Homegrown pharma company Torrent Pharmaceuticals has entered into definitive agreements to acquire 100% of Curatio Healthcare (Curatio) for ₹2,000 crore. The transaction includes ₹115 crore (on the date of signing) of cash and cash equivalents in the acquired business indicating an enterprise value of ₹1,885 crore.

Curatio is a healthcare company with a strong presence in the cosmetic dermatology segment in India, Sri Lanka, Philippines, and Nepal. It has a portfolio of over 50 brands, including Tedibar, Atogla, Spoo, B4 Nappi, and Permite, which are ranked amongst top 5 brands in their covered market.

For the financial year 2021-22, Curatio reported revenue of ₹224 crore. With YTD (year-to-date) August sales up 25%, Curatio is expected to cross ₹275 crore revenue in FY23, as per the release. Dermatology accounts for 82% of Curatio’s revenue. Within dermatology, cosmetic dermatology is a leading contributor.

“With this acquisition, Torrent Pharma will add a Field Force of 600 MRs and a distribution network of 900 stockists,” Torrent Pharma said in a BSE filing on Tuesday.

The deal is subject to conditions precedent and is expected to close within one month.
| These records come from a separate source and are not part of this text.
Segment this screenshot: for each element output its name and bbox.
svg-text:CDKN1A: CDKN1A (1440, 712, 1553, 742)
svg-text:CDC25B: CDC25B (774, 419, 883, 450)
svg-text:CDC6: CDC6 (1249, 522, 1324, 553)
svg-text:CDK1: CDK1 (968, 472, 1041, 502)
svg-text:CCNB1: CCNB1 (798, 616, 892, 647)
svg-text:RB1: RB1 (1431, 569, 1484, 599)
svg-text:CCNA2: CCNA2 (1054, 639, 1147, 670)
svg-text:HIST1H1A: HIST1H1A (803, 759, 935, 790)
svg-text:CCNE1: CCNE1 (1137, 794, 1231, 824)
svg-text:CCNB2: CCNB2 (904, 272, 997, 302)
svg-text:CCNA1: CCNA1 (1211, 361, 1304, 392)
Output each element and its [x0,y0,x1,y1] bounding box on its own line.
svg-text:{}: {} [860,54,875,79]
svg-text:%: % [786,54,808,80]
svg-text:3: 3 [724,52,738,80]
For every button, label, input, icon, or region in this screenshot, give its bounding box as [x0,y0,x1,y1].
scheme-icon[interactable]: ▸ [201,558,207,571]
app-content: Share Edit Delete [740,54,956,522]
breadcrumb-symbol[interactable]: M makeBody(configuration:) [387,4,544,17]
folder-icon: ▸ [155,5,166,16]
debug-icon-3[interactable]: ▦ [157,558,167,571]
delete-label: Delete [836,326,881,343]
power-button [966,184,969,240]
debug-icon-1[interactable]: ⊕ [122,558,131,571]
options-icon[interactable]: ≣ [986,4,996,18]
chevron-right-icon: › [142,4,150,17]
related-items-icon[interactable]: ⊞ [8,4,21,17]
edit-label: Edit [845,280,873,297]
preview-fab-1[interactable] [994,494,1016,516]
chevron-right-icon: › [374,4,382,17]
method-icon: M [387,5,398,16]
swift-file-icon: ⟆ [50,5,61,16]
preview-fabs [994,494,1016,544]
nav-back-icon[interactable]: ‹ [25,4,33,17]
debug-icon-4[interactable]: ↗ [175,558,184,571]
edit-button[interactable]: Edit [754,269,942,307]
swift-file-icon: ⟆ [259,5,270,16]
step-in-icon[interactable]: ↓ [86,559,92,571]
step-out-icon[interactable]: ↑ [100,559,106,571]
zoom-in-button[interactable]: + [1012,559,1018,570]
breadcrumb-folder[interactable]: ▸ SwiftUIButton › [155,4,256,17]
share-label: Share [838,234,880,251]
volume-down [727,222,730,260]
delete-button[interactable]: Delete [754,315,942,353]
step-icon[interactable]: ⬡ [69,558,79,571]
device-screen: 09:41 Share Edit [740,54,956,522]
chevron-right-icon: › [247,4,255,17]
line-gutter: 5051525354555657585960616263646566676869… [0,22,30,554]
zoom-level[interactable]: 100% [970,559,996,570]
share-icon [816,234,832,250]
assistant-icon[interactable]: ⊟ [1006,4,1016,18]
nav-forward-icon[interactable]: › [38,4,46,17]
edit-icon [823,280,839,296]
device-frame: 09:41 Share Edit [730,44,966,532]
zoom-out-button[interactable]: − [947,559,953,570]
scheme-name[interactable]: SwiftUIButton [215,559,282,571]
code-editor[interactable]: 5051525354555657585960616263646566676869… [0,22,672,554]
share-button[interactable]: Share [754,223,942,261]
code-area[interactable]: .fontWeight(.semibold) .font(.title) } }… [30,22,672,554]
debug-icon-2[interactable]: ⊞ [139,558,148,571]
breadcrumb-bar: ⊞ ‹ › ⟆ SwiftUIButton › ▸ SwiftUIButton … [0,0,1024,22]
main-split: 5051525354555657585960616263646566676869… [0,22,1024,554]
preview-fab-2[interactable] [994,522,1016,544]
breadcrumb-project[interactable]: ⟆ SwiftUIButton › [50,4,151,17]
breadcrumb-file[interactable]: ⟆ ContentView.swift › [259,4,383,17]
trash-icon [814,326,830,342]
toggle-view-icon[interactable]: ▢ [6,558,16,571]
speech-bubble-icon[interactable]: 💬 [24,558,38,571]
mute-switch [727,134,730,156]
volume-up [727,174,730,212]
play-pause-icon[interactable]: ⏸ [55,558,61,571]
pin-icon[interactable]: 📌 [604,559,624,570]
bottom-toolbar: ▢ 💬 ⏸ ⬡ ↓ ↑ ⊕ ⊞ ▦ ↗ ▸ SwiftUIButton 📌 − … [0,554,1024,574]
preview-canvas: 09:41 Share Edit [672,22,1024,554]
Commenting on the acquisition, Aman Mehta, Director, said, “We are delighted to enter into this deal with Curatio. The acquisition offers Torrent the opportunity to enhance its presence in dermatology with a differentiated portfolio and is a strong strategic fit.”

“Curatio has built a commendable set of high market share brands in cosmetic and pediatric dermatology that we look forward to adding to our product offerings,” he added.

Sequoia, ChrysCapital and the Promoters of Curatio, said, “Over the last fifteen years, Curatio has built a strong portfolio of differentiated products in the derma segment that are very well received by doctors and patients. We believe Torrent is best suited to further catapult the business which we have built.”

Torrent Pharmaceuticals, with annual revenue of more than ₹8,500 crore, is the flagship Company of the Torrent Group, with group revenue of more than ₹22,500 crore. As per the company, it ranked 8th in the Indian pharmaceutical market and is amongst the top 5 in the therapeutics segments of Cardiovascular (CV), Gastro Intestinal (GI), Central Nervous System (CNS), and Vitamins Minerals Nutritionals (VMN). It has 7 manufacturing facilities, of which 4 are U.S. FDA approved.

Last month, ICRA had upgraded Torrent Pharma’s long-term rating, citing its strong business position and performance in its key markets, India, Brazil and ROW, offsetting some moderation in performance witnessed in some other key markets (USA and Germany) in FY22 and Q1 FY23.

The company has debt repayment obligations of around ₹2,000 crore over FY23-FY24. However, ICRA opined that the pharma company’s strong liquidity profile would help Torrent to repay its loans. The company has internal accrual generation, unencumbered cash and cash equivalents of ₹650 crore (consolidated basis) and undrawn working capital lines of ₹1,645 crore as on June 30, 2022.

On Tuesday, Torrent Pharmaceuticals shares closed 1.38% higher at ₹1,534.75 apiece on the BSE.